Usai dari kebun, Aku sejenak pamit
untuk pergi melihat pemandangan Danau Kerinci. Aku berencana menginap disalah
satu rumah warga karena Aku ingin bertemu dengan masyarakat-masyarakat yang
menikmati Ayi Kawo di malam hari. Sejenak Aku pergi ke salah satu rumah makan
yang berada di pinggir Danau Kerinci. Aku menikmati pemandangan Danau Kerinci
sembari menunggu makanan yang aku pesan datang. Tak lama kemudian, makanan yang
Aku pesan datang. Kali ini Aku menemukan sebuah menu yang menurutku recommended
karena ikannya lembut dan kuah karinya enak banget. Personally, this is the
first time. Makanan itu ialah gulai ikan semah. Ditemani hembusan angin dari arah
danau membuat makan siang semakin hangat.
Menjelang senja, Aku kembali ke rumah warga
dimana tempatku menginap sekaligus tempat dimana Aku bisa melihat pembuatan
serbuk Ayi Kawo. Aku melihat proses demi proses pembuatannya. Tak terasa magrib
telah tiba, Aku sholat bersama warga. Setelah sholat isya’ Aku bersama Pak RT
mengunjungi salah satu tempat dimana masyarakat sedang berkumpul sambil
menikmati Ayi Kawo. Aku juga melihat seseorang yang sedang membuat serbuk Ayi
Kawo. Ungkapan yang mereka
sampaikan setelah meminum Ayi Kawo ialah ”Kalu lah minum Ayi Kawo,
Nampak Mekkah tu Dari Sini”. Ungkapan itu seakan menggambarkan kenikmatan Ayi Kawo. Khasiat yang mereka rasakan
membuat mereka seperti kecenderungan meminum Ayi Kawo setiap hari. Tradisi ini
mengajarkan tentang banyak hal bagiku. Aku belajar makna sosial dan budaya yang
terkandung didalam Ayi Kawo. Masyarakat menikmati Ayi Kawo bersama-sama saat
berkumpul. Dewasa ini, kondisi ini sangat jarang Ku temukan di kampungku.
Semakin malam,
semakin dingin angin bertiup. Aku kembali ke tempat Aku menginap, diperjalanan
Aku singgah ke sebuah warung yang menjual gorengan. Di tempat ini Aku bertemu
masyarakat yang sedang makan gorengan di temani Ayi Kawo. Minuman ini tak hanya
hadir ditengah-tengah masyarakat saat berkumpul, namun miuman ini juga hadir
pada acara adat seperti Kenduri Sko, Turun Mandi, Pernikahan dan lain-lain.
Sebuah kesempatan
bagiku atas perjalanan ini. Sebuah perjalanan ini mengajarkan banyak hal, bukan hanya
sebatas mengenal apa itu Ayi Kawo tetapi juga mengetahui proses pembuatan dan
nilai-nilai yang terkandung di dalamnya.
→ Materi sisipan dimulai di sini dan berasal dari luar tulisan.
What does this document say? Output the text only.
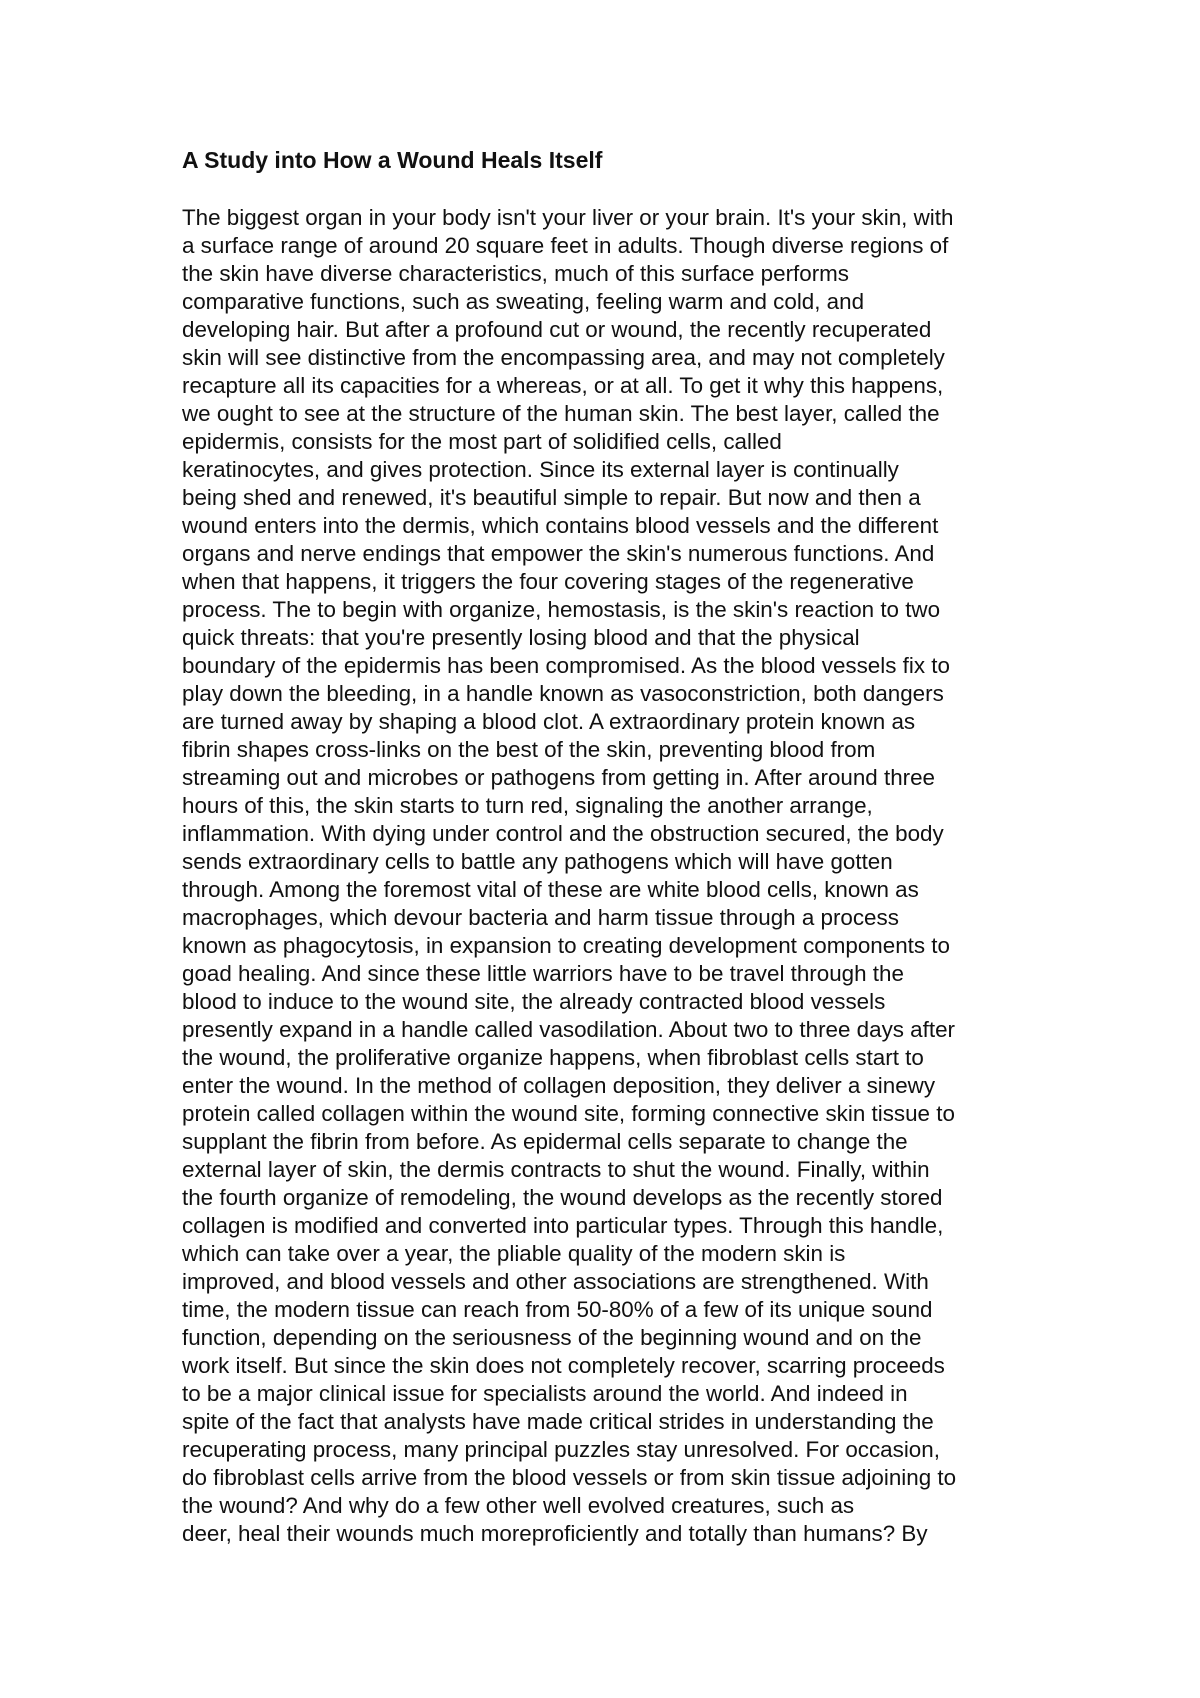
A Study into How a Wound Heals Itself
The biggest organ in your body isn't your liver or your brain. It's your skin, with
a surface range of around 20 square feet in adults. Though diverse regions of
the skin have diverse characteristics, much of this surface performs
comparative functions, such as sweating, feeling warm and cold, and
developing hair. But after a profound cut or wound, the recently recuperated
skin will see distinctive from the encompassing area, and may not completely
recapture all its capacities for a whereas, or at all. To get it why this happens,
we ought to see at the structure of the human skin. The best layer, called the
epidermis, consists for the most part of solidified cells, called
keratinocytes, and gives protection. Since its external layer is continually
being shed and renewed, it's beautiful simple to repair. But now and then a
wound enters into the dermis, which contains blood vessels and the different
organs and nerve endings that empower the skin's numerous functions. And
when that happens, it triggers the four covering stages of the regenerative
process. The to begin with organize, hemostasis, is the skin's reaction to two
quick threats: that you're presently losing blood and that the physical
boundary of the epidermis has been compromised. As the blood vessels fix to
play down the bleeding, in a handle known as vasoconstriction, both dangers
are turned away by shaping a blood clot. A extraordinary protein known as
fibrin shapes cross-links on the best of the skin, preventing blood from
streaming out and microbes or pathogens from getting in. After around three
hours of this, the skin starts to turn red, signaling the another arrange,
inflammation. With dying under control and the obstruction secured, the body
sends extraordinary cells to battle any pathogens which will have gotten
through. Among the foremost vital of these are white blood cells, known as
macrophages, which devour bacteria and harm tissue through a process
known as phagocytosis, in expansion to creating development components to
goad healing. And since these little warriors have to be travel through the
blood to induce to the wound site, the already contracted blood vessels
presently expand in a handle called vasodilation. About two to three days after
the wound, the proliferative organize happens, when fibroblast cells start to
enter the wound. In the method of collagen deposition, they deliver a sinewy
protein called collagen within the wound site, forming connective skin tissue to
supplant the fibrin from before. As epidermal cells separate to change the
external layer of skin, the dermis contracts to shut the wound. Finally, within
the fourth organize of remodeling, the wound develops as the recently stored
collagen is modified and converted into particular types. Through this handle,
which can take over a year, the pliable quality of the modern skin is
improved, and blood vessels and other associations are strengthened. With
time, the modern tissue can reach from 50-80% of a few of its unique sound
function, depending on the seriousness of the beginning wound and on the
work itself. But since the skin does not completely recover, scarring proceeds
to be a major clinical issue for specialists around the world. And indeed in
spite of the fact that analysts have made critical strides in understanding the
recuperating process, many principal puzzles stay unresolved. For occasion,
do fibroblast cells arrive from the blood vessels or from skin tissue adjoining to
the wound? And why do a few other well evolved creatures, such as
deer, heal their wounds much moreproficiently and totally than humans? By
Aku juga menikmati indahnya Kerinci
dari berbagai sudut. Ingin Aku kembali untuk mengekplore sisi yang lain dari
kabupaten ini. Inilah perjalananku 7 tahun yang lalu. Meskipun sudah lama, Aku
ingin berbagi cerita perjalanan ini kepada pembaca.
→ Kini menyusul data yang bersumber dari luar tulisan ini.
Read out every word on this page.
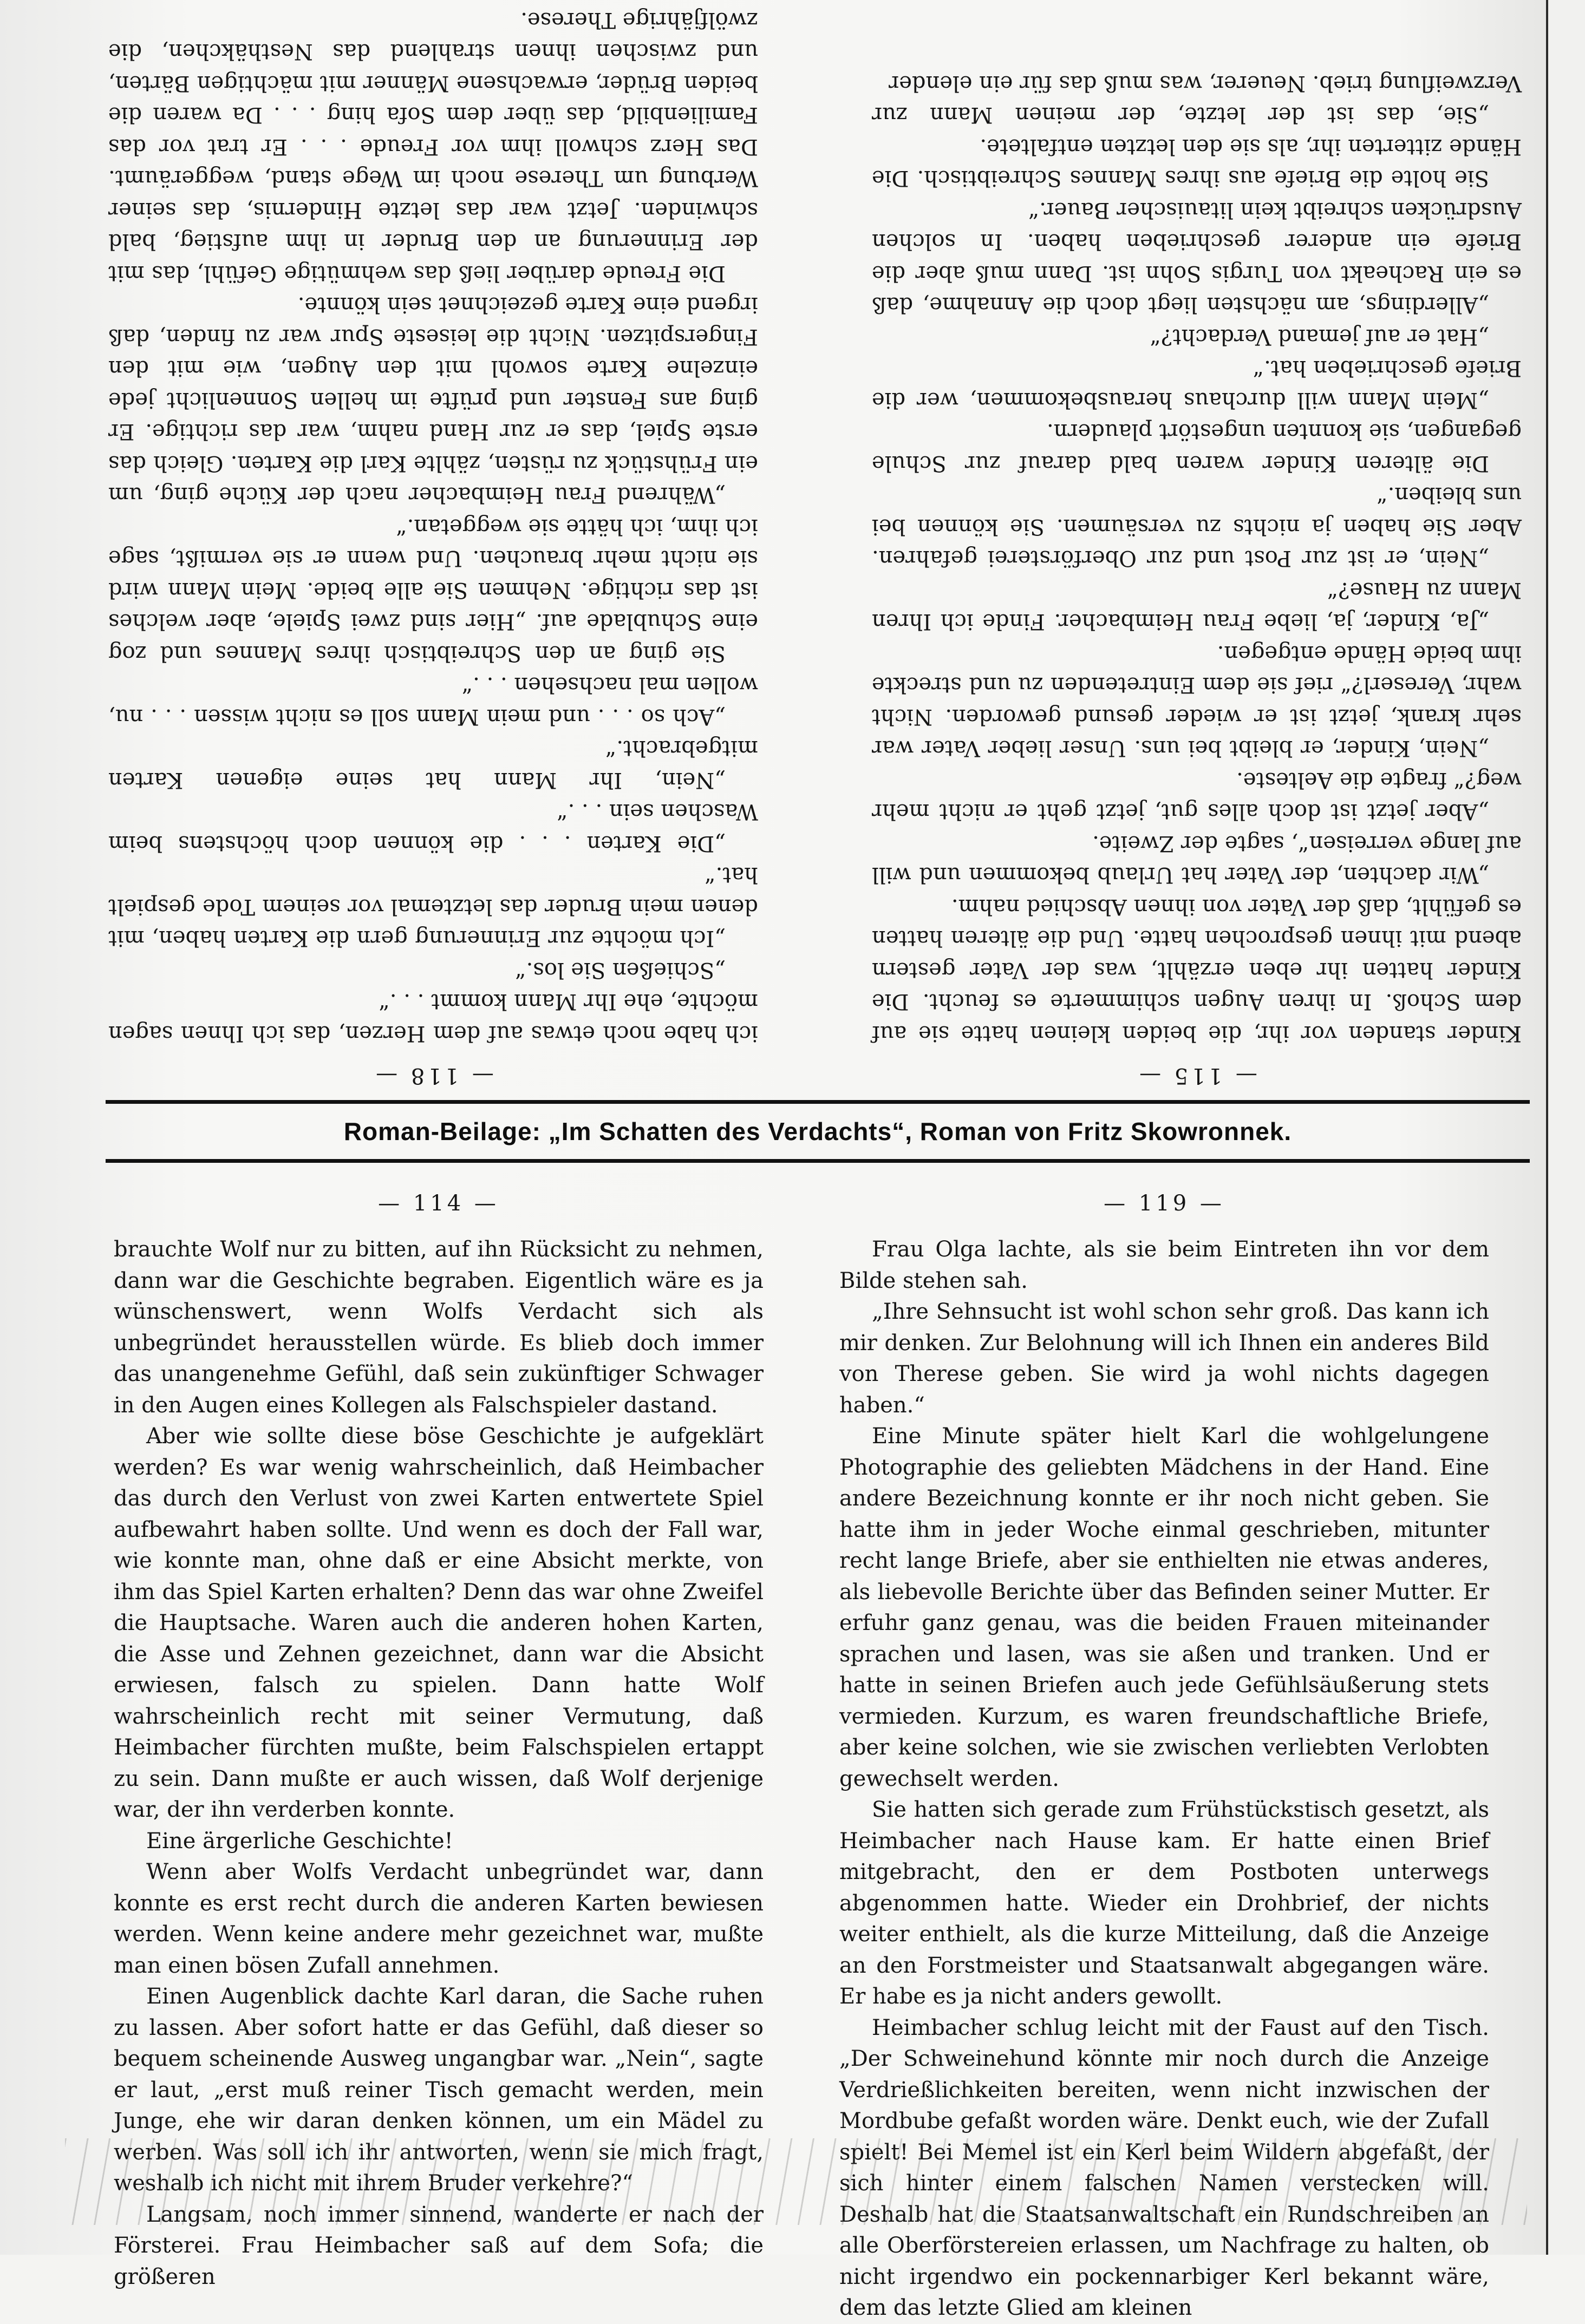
— 115 —

Kinder standen vor ihr, die beiden kleinen hatte sie auf dem Schoß. In ihren Augen schimmerte es feucht. Die Kinder hatten ihr eben erzählt, was der Vater gestern abend mit ihnen gesprochen hatte. Und die älteren hatten es gefühlt, daß der Vater von ihnen Abschied nahm.

„Wir dachten, der Vater hat Urlaub bekommen und will auf lange verreisen“, sagte der Zweite.

„Aber jetzt ist doch alles gut, jetzt geht er nicht mehr weg?“ fragte die Aelteste.

„Nein, Kinder, er bleibt bei uns. Unser lieber Vater war sehr krank, jetzt ist er wieder gesund geworden. Nicht wahr, Vereserl?“ rief sie dem Eintretenden zu und streckte ihm beide Hände entgegen.

„Ja, Kinder, ja, liebe Frau Heimbacher. Finde ich Ihren Mann zu Hause?“

„Nein, er ist zur Post und zur Oberförsterei gefahren. Aber Sie haben ja nichts zu versäumen. Sie können bei uns bleiben.“

Die älteren Kinder waren bald darauf zur Schule gegangen, sie konnten ungestört plaudern.

„Mein Mann will durchaus herausbekommen, wer die Briefe geschrieben hat.“

„Hat er auf jemand Verdacht?“

„Allerdings, am nächsten liegt doch die Annahme, daß es ein Racheakt von Turgis Sohn ist. Dann muß aber die Briefe ein anderer geschrieben haben. In solchen Ausdrücken schreibt kein litauischer Bauer.“

Sie holte die Briefe aus ihres Mannes Schreibtisch. Die Hände zitterten ihr, als sie den letzten entfaltete.

„Sie, das ist der letzte, der meinen Mann zur Verzweiflung trieb. Neuerer, was muß das für ein elender

— 118 —

ich habe noch etwas auf dem Herzen, das ich Ihnen sagen möchte, ehe Ihr Mann kommt . . .“

„Schießen Sie los.“

„Ich möchte zur Erinnerung gern die Karten haben, mit denen mein Bruder das letztemal vor seinem Tode gespielt hat.“

„Die Karten . . . die können doch höchstens beim Waschen sein . . .“

„Nein, Ihr Mann hat seine eigenen Karten mitgebracht.“

„Ach so . . . und mein Mann soll es nicht wissen . . . nu, wollen mal nachsehen . . .“

Sie ging an den Schreibtisch ihres Mannes und zog eine Schublade auf. „Hier sind zwei Spiele, aber welches ist das richtige. Nehmen Sie alle beide. Mein Mann wird sie nicht mehr brauchen. Und wenn er sie vermißt, sage ich ihm, ich hätte sie weggetan.“

„Während Frau Heimbacher nach der Küche ging, um ein Frühstück zu rüsten, zählte Karl die Karten. Gleich das erste Spiel, das er zur Hand nahm, war das richtige. Er ging ans Fenster und prüfte im hellen Sonnenlicht jede einzelne Karte sowohl mit den Augen, wie mit den Fingerspitzen. Nicht die leiseste Spur war zu finden, daß irgend eine Karte gezeichnet sein könnte.

Die Freude darüber ließ das wehmütige Gefühl, das mit der Erinnerung an den Bruder in ihm aufstieg, bald schwinden. Jetzt war das letzte Hindernis, das seiner Werbung um Therese noch im Wege stand, weggeräumt. Das Herz schwoll ihm vor Freude . . . Er trat vor das Familienbild, das über dem Sofa hing . . . Da waren die beiden Brüder, erwachsene Männer mit mächtigen Bärten, und zwischen ihnen strahlend das Nesthäkchen, die zwölfjährige Therese.

Roman-Beilage: „Im Schatten des Verdachts“, Roman von Fritz Skowronnek.
— 114 —

brauchte Wolf nur zu bitten, auf ihn Rücksicht zu nehmen, dann war die Geschichte begraben. Eigentlich wäre es ja wünschenswert, wenn Wolfs Verdacht sich als unbegründet herausstellen würde. Es blieb doch immer das unangenehme Gefühl, daß sein zukünftiger Schwager in den Augen eines Kollegen als Falschspieler dastand.

Aber wie sollte diese böse Geschichte je aufgeklärt werden? Es war wenig wahrscheinlich, daß Heimbacher das durch den Verlust von zwei Karten entwertete Spiel aufbewahrt haben sollte. Und wenn es doch der Fall war, wie konnte man, ohne daß er eine Absicht merkte, von ihm das Spiel Karten erhalten? Denn das war ohne Zweifel die Hauptsache. Waren auch die anderen hohen Karten, die Asse und Zehnen gezeichnet, dann war die Absicht erwiesen, falsch zu spielen. Dann hatte Wolf wahrscheinlich recht mit seiner Vermutung, daß Heimbacher fürchten mußte, beim Falschspielen ertappt zu sein. Dann mußte er auch wissen, daß Wolf derjenige war, der ihn verderben konnte.

Eine ärgerliche Geschichte!

Wenn aber Wolfs Verdacht unbegründet war, dann konnte es erst recht durch die anderen Karten bewiesen werden. Wenn keine andere mehr gezeichnet war, mußte man einen bösen Zufall annehmen.

Einen Augenblick dachte Karl daran, die Sache ruhen zu lassen. Aber sofort hatte er das Gefühl, daß dieser so bequem scheinende Ausweg ungangbar war. „Nein“, sagte er laut, „erst muß reiner Tisch gemacht werden, mein Junge, ehe wir daran denken können, um ein Mädel zu werben. Was soll ich ihr antworten, wenn sie mich fragt, weshalb ich nicht mit ihrem Bruder verkehre?“

Langsam, noch immer sinnend, wanderte er nach der Försterei. Frau Heimbacher saß auf dem Sofa; die größeren

— 119 —

Frau Olga lachte, als sie beim Eintreten ihn vor dem Bilde stehen sah.

„Ihre Sehnsucht ist wohl schon sehr groß. Das kann ich mir denken. Zur Belohnung will ich Ihnen ein anderes Bild von Therese geben. Sie wird ja wohl nichts dagegen haben.“

Eine Minute später hielt Karl die wohlgelungene Photographie des geliebten Mädchens in der Hand. Eine andere Bezeichnung konnte er ihr noch nicht geben. Sie hatte ihm in jeder Woche einmal geschrieben, mitunter recht lange Briefe, aber sie enthielten nie etwas anderes, als liebevolle Berichte über das Befinden seiner Mutter. Er erfuhr ganz genau, was die beiden Frauen miteinander sprachen und lasen, was sie aßen und tranken. Und er hatte in seinen Briefen auch jede Gefühlsäußerung stets vermieden. Kurzum, es waren freundschaftliche Briefe, aber keine solchen, wie sie zwischen verliebten Verlobten gewechselt werden.

Sie hatten sich gerade zum Frühstückstisch gesetzt, als Heimbacher nach Hause kam. Er hatte einen Brief mitgebracht, den er dem Postboten unterwegs abgenommen hatte. Wieder ein Drohbrief, der nichts weiter enthielt, als die kurze Mitteilung, daß die Anzeige an den Forstmeister und Staatsanwalt abgegangen wäre. Er habe es ja nicht anders gewollt.

Heimbacher schlug leicht mit der Faust auf den Tisch. „Der Schweinehund könnte mir noch durch die Anzeige Verdrießlichkeiten bereiten, wenn nicht inzwischen der Mordbube gefaßt worden wäre. Denkt euch, wie der Zufall spielt! Bei Memel ist ein Kerl beim Wildern abgefaßt, der sich hinter einem falschen Namen verstecken will. Deshalb hat die Staatsanwaltschaft ein Rundschreiben an alle Oberförstereien erlassen, um Nachfrage zu halten, ob nicht irgendwo ein pockennarbiger Kerl bekannt wäre, dem das letzte Glied am kleinen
Mari mengenali dan melestarikan budaya yang ada di sekitar kita. Selain itu, kenali pula budaya yang ada di tempat lain. Perjalanan membuat kita menyadari begitu banyaknya budaya yang ada di negeri dan menyadari indahnya keberagaman.
Mari mengenali dan melestarikan budaya yang ada di sekitar kita. Selain itu, kenali pula budaya yang ada di tempat lain. Perjalanan membuat kita menyadari begitu banyaknya budaya yang ada di negeri dan menyadari indahnya keberagaman.